Jika IUP PT GKP masih dalam status diberhentikan, maka aktivitas dari PT GKP adalah ilegal dan penjagaan yang dilakukan oleh anggota kepolisian turut melindungi dan melanggengkan praktik ilegal tersebut. Sudah semestinya Kapolri memerintahkan Kapolda untuk melakukan evaluasi terhadap anggota-anggotanya yang melakukan backing terhadap pertambangan ilegal, khususnya di Pulau Wawonii.

Karena itu melalui rilis ini, FRSBW, JATAM, FWI dan KontraS menyerukan kepada Kapolda Sulawesi Tenggara dan Kapolres Konawe Kepulauan untuk menarik mundur semua aparat Kepolisian diberbagai level yang terlibat dalam mendukung operasi tambang yang tidak sah dan melanggar hukum ini.

Kami juga mendesak Komnas HAM, Ombudsman, dan Kompolnas untuk segera melakukan turun penyelidikan dugaan pelanggaran HAM atas tindakan kepolisian dan perusahaan tambang yang telah memaksa merampas lahan-lahan warga.

FRSBW, JATAM, FWI dan KontraS juga mendesak Menteri LHK untuk mencabut izin pinjam pakai kawaasan hutan yang cacat prosedur dan cacat substantif karena diterbitkan di pulau kecil yang justru menjadi pintu masuk bagi perusahaan tambang untuk beroperasi; juga Izin lingkungan hidup dan AMDAL yang menyertai enam perusahaan tambang ini juga patut diselidiki karena diterbitkan oleh instansi yang berwenang dalam urusan lingkungan hidup dengan melanggar UU Pengelolaan Wilayah Pesisir dan Pulau Kecil.

Tidak hanya itu, Kementerian Kelautan dan Perikanan (KKP) juga tidak seharusnya melayani perizinan pelabuhan pengangkutan pertambangan sehingga evaluasi juga harus dilakukan segera.

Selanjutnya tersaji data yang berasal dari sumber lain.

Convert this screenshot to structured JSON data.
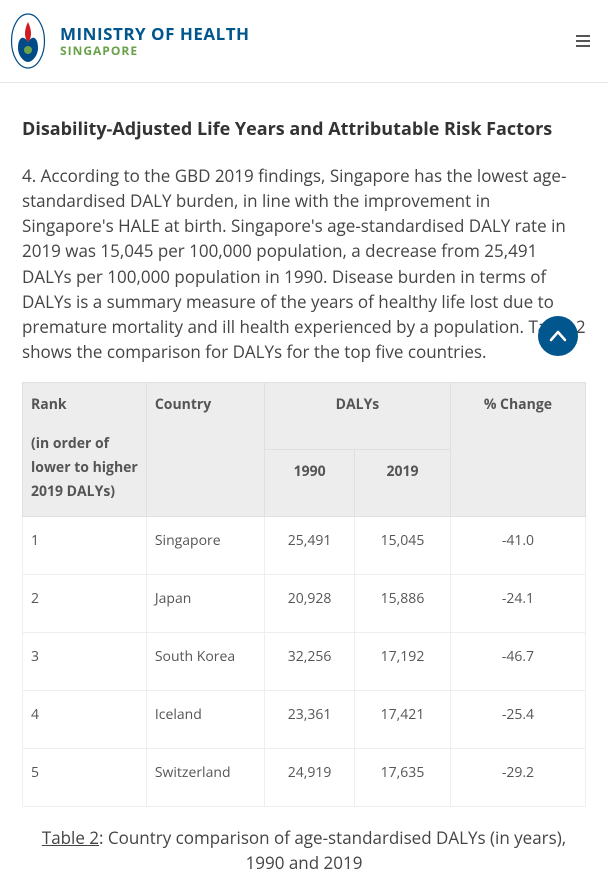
{
  "colors": {
    "brand_main": "#00568d",
    "brand_sub": "#6aa24a",
    "text_heading": "#333333",
    "text_body": "#444444",
    "text_cell": "#555555",
    "table_header_bg": "#ededed",
    "table_border": "#e0e0e0",
    "row_border": "#eeeeee",
    "scroll_bg": "#00568d",
    "scroll_arrow": "#ffffff",
    "logo_red": "#d11a1f",
    "logo_blue": "#004b87",
    "logo_green": "#6aa24a"
  },
  "header": {
    "brand_main": "MINISTRY OF HEALTH",
    "brand_sub": "SINGAPORE"
  },
  "section": {
    "heading": "Disability-Adjusted Life Years and Attributable Risk Factors",
    "paragraph": "4. According to the GBD 2019 findings, Singapore has the lowest age-standardised DALY burden, in line with the improvement in Singapore's HALE at birth. Singapore's age-standardised DALY rate in 2019 was 15,045 per 100,000 population, a decrease from 25,491 DALYs per 100,000 population in 1990. Disease burden in terms of DALYs is a summary measure of the years of healthy life lost due to premature mortality and ill health experienced by a population. Table 2 shows the comparison for DALYs for the top five countries."
  },
  "table": {
    "headers": {
      "rank_main": "Rank",
      "rank_sub": "(in order of lower to higher 2019 DALYs)",
      "country": "Country",
      "dalys": "DALYs",
      "y1990": "1990",
      "y2019": "2019",
      "change": "% Change"
    },
    "rows": [
      {
        "rank": "1",
        "country": "Singapore",
        "y1990": "25,491",
        "y2019": "15,045",
        "change": "-41.0"
      },
      {
        "rank": "2",
        "country": "Japan",
        "y1990": "20,928",
        "y2019": "15,886",
        "change": "-24.1"
      },
      {
        "rank": "3",
        "country": "South Korea",
        "y1990": "32,256",
        "y2019": "17,192",
        "change": "-46.7"
      },
      {
        "rank": "4",
        "country": "Iceland",
        "y1990": "23,361",
        "y2019": "17,421",
        "change": "-25.4"
      },
      {
        "rank": "5",
        "country": "Switzerland",
        "y1990": "24,919",
        "y2019": "17,635",
        "change": "-29.2"
      }
    ],
    "caption_label": "Table 2",
    "caption_rest": ": Country comparison of age-standardised DALYs (in years), 1990 and 2019"
  }
}
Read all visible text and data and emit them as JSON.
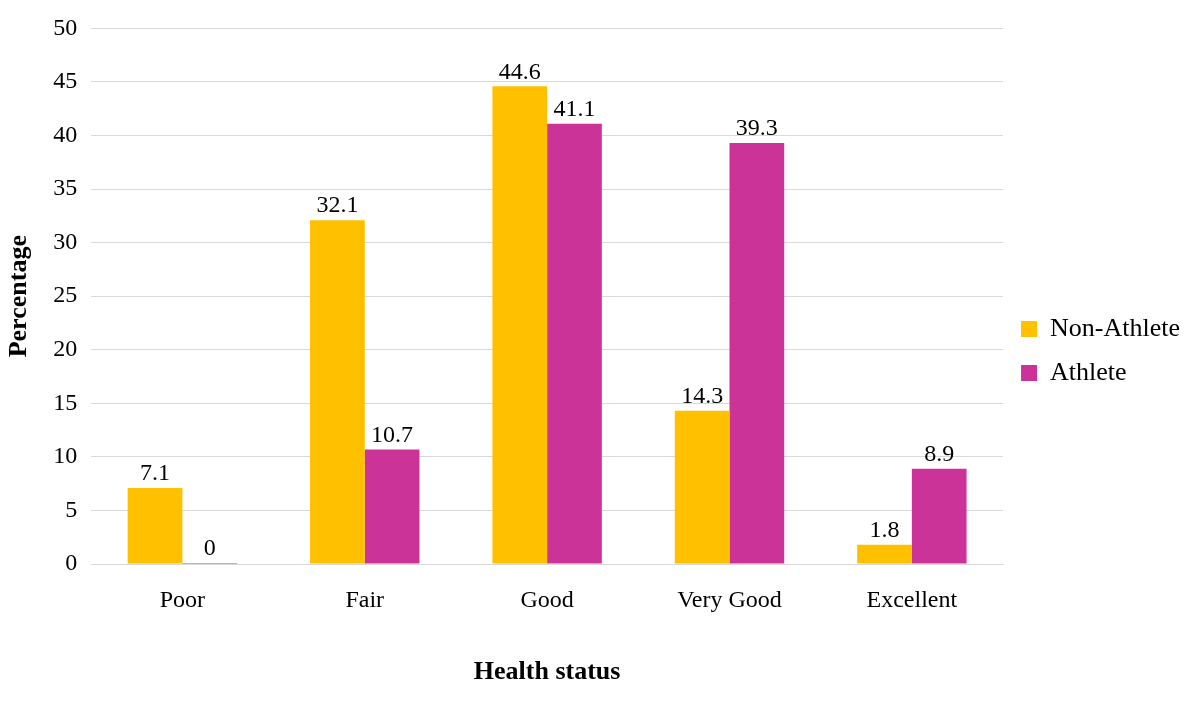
{
  "chart_data": {
    "type": "bar",
    "xlabel": "Health status",
    "ylabel": "Percentage",
    "categories": [
      "Poor",
      "Fair",
      "Good",
      "Very Good",
      "Excellent"
    ],
    "series": [
      {
        "name": "Non-Athlete",
        "color": "#ffc000",
        "values": [
          7.1,
          32.1,
          44.6,
          14.3,
          1.8
        ]
      },
      {
        "name": "Athlete",
        "color": "#cc3399",
        "values": [
          0,
          10.7,
          41.1,
          39.3,
          8.9
        ]
      }
    ],
    "ylim": [
      0,
      50
    ],
    "yticks": [
      0,
      5,
      10,
      15,
      20,
      25,
      30,
      35,
      40,
      45,
      50
    ],
    "grid": "y",
    "legend": "right",
    "data_labels": true
  }
}
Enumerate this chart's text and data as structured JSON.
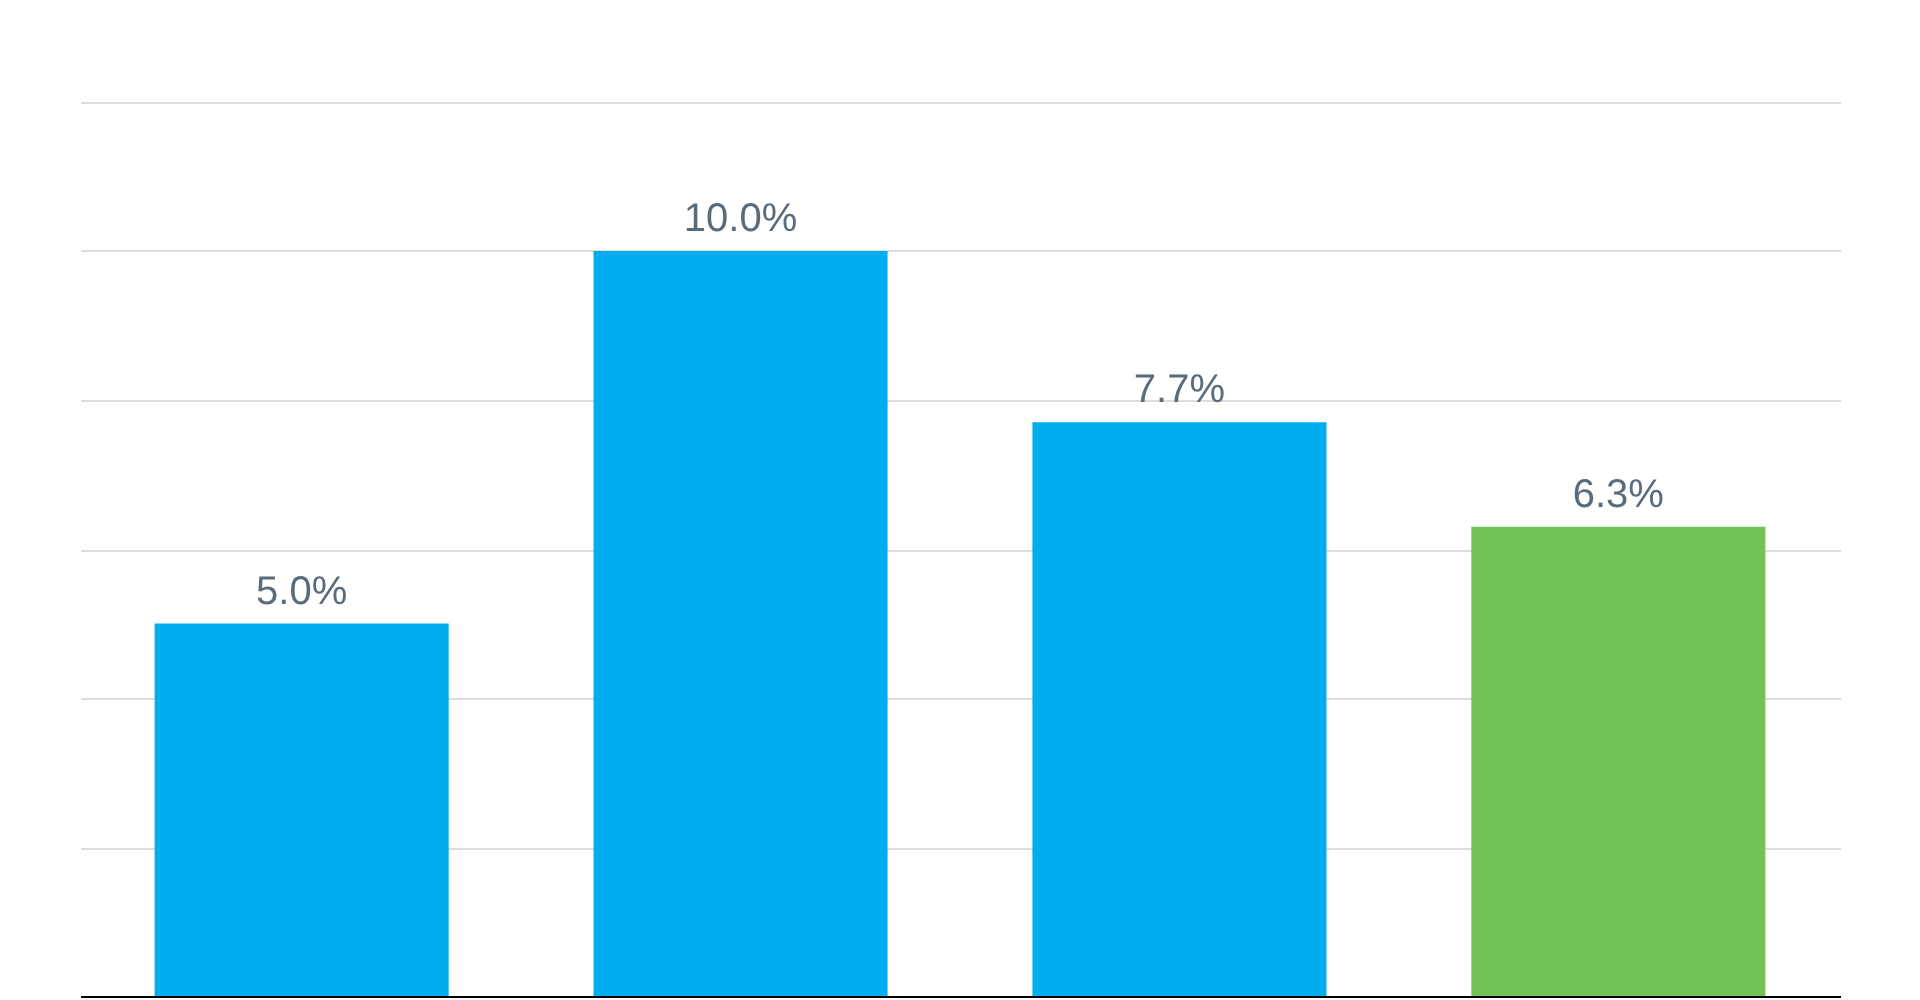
{
  "chart_data": {
    "type": "bar",
    "categories": [
      null,
      null,
      null,
      null
    ],
    "values": [
      5.0,
      10.0,
      7.7,
      6.3
    ],
    "colors": [
      "#00adef",
      "#00adef",
      "#00adef",
      "#72c257"
    ],
    "value_labels": [
      "5.0%",
      "10.0%",
      "7.7%",
      "6.3%"
    ],
    "ylim": [
      0,
      12
    ],
    "yticks": [
      {
        "value": 0,
        "label": null
      },
      {
        "value": 2,
        "label": null
      },
      {
        "value": 4,
        "label": null
      },
      {
        "value": 6,
        "label": null
      },
      {
        "value": 8,
        "label": null
      },
      {
        "value": 10,
        "label": null
      },
      {
        "value": 12,
        "label": null
      }
    ],
    "grid": "y"
  }
}
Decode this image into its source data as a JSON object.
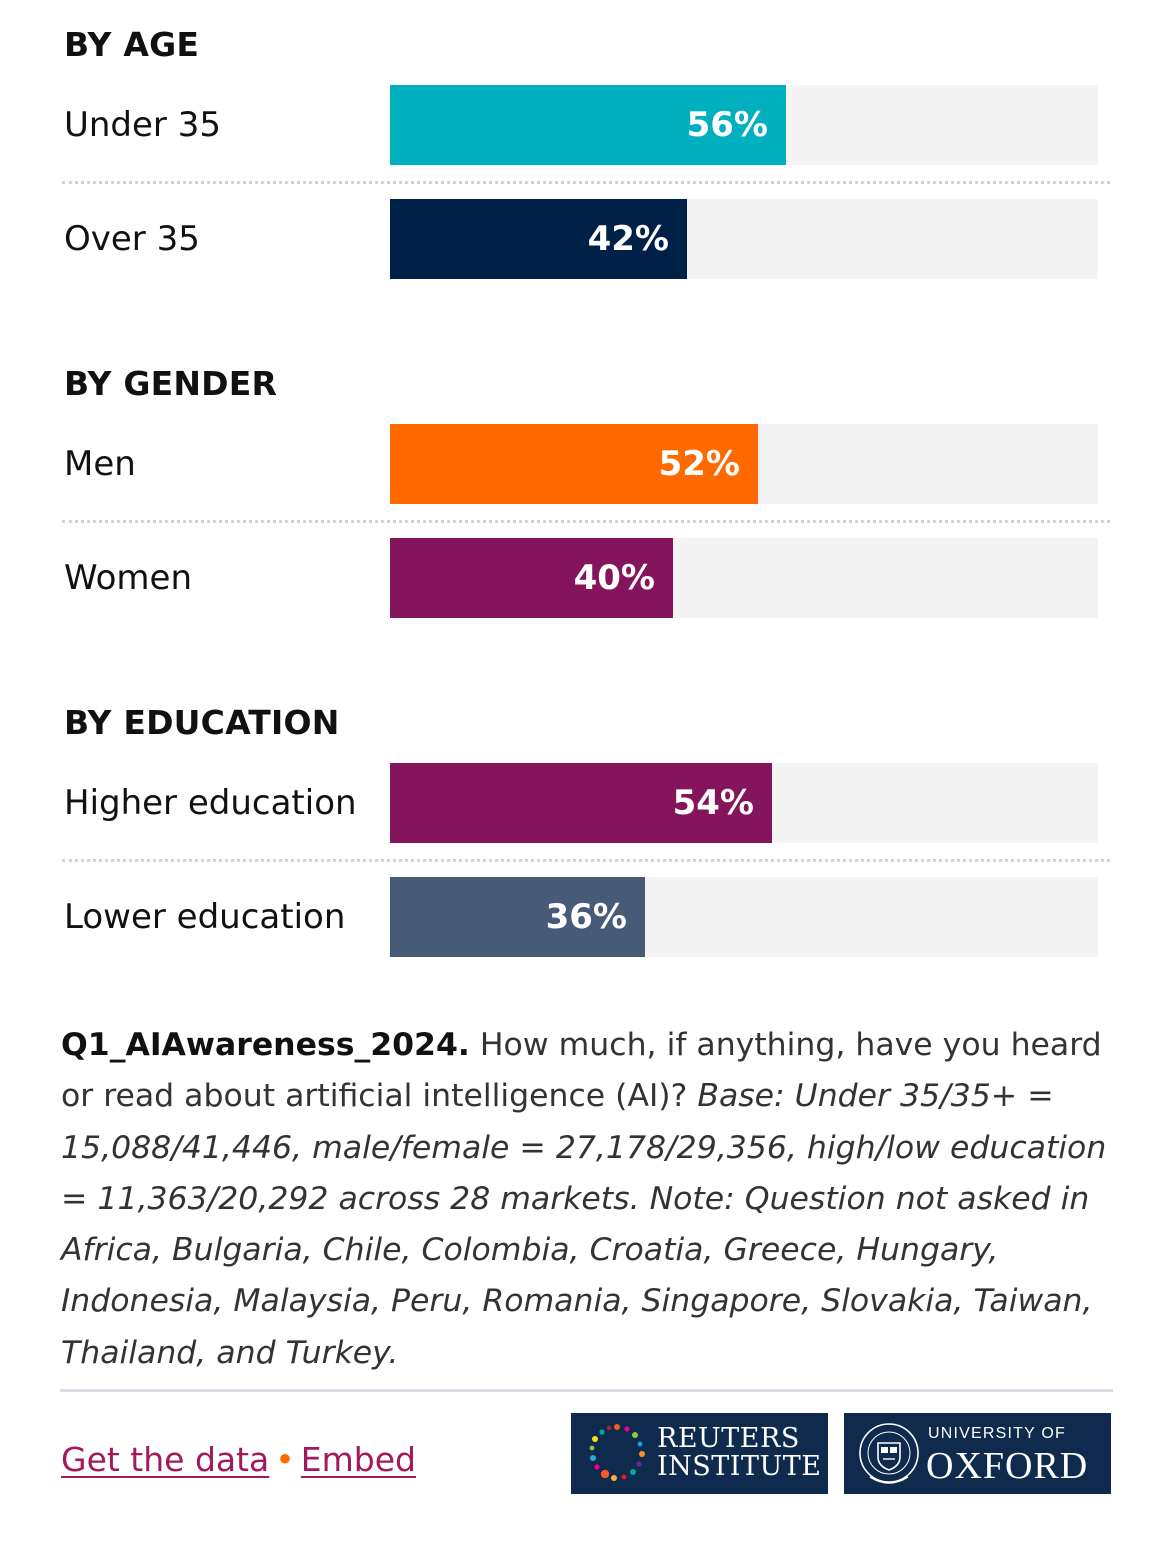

Kementerian ESDM harus melakukan koordinasi pencabutan izin tambang di Pulau Wawonii, karena selain melanggar UU juga rekomendasi bupati dan DPRD Konawe Kepulauan juga telah dikeluarkan untuk menolak operasi tersebut (Surat Rekomendasi Bupati dan DPRD terlampir), karena itu sudah tidak ada lagi alasan mempertahankan operasi pertambangan di pulau kecil ini.

Front Rakyat Sultra Bela Wawonii (FRSBW), Jaringan Advokasi Tambang (JATAM), Komite untuk Orang Hilang dan Korban Tindak Kekerasan (KONTRAS), Forest Watch Indonesia (FWI)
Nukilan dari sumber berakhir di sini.